Gov. Tony Evers’ lawyers are asking the Wisconsin Supreme Court to take additional testimony on the legislative maps that he proposed.

The letter comes after the U.S. Supreme Court ruled the Wisconsin justices had failed to do the analysis necessary to support Evers’ proposal to create a seventh majority Black Assembly district.

The guv yesterday asked the Wisconsin court to set an April 1 deadline for briefs that address the Voting Rights Act issues raised by the U.S. justices in their 7-2 ruling, with replies due by April 15.

As an alternative, the state Department of Justice offered to have Evers submit changes to the districts he proposed in Milwaukee to have six majority Black districts rather than the seven he earlier suggested. There are six majority Black districts under the lines Republicans drew in 2011.
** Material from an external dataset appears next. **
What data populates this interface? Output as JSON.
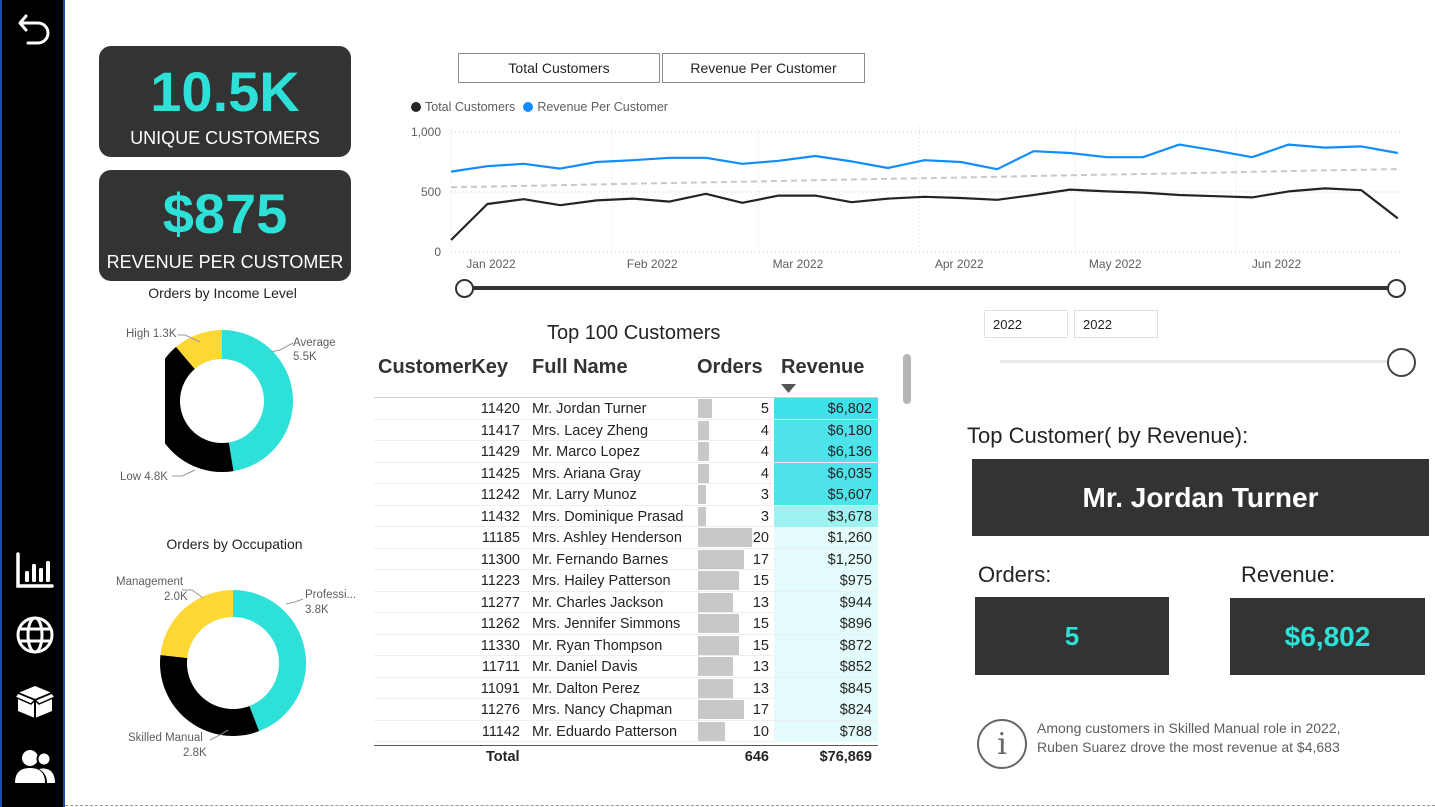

The letter argues no “other path is tenable,” because the existing lines are unconstitutional due to population shifts and the Legislature’s map has problems under the Voting Rights Act. That’s because those maps would create five majority Black Assembly districts with a sixth that falls below 50 percent for the Black voting age population.

Lawyers for the Legislature wrote a letter to the court as well, saying the guv’s requests should be denied and the Legislature’s Assembly and Senate maps should be adopted.

In the letter, they argue if the guv had additional evidence to submit, he should have done so months ago and say the court should take up the Legislature’s “race-neutral” maps.

“The parties and the voters of Wisconsin cannot be made to shoulder the cost and waste of time it will take for the Governor to try (again) and fail (again) to prove his plan is legal,” they wrote.

Attorneys for Black Leaders Organizing for Communities, Voces de la Frontera, the League of Women Voters Wisconsin and other petitioners called on the court to take up additional testimony as Evers requested.

They added if the court decides changes to the seven majority Black districts are needed, it should use the governor’s proposed Assembly plan as a base map and allow parties to submit proposed changes to the seven districts based on that map.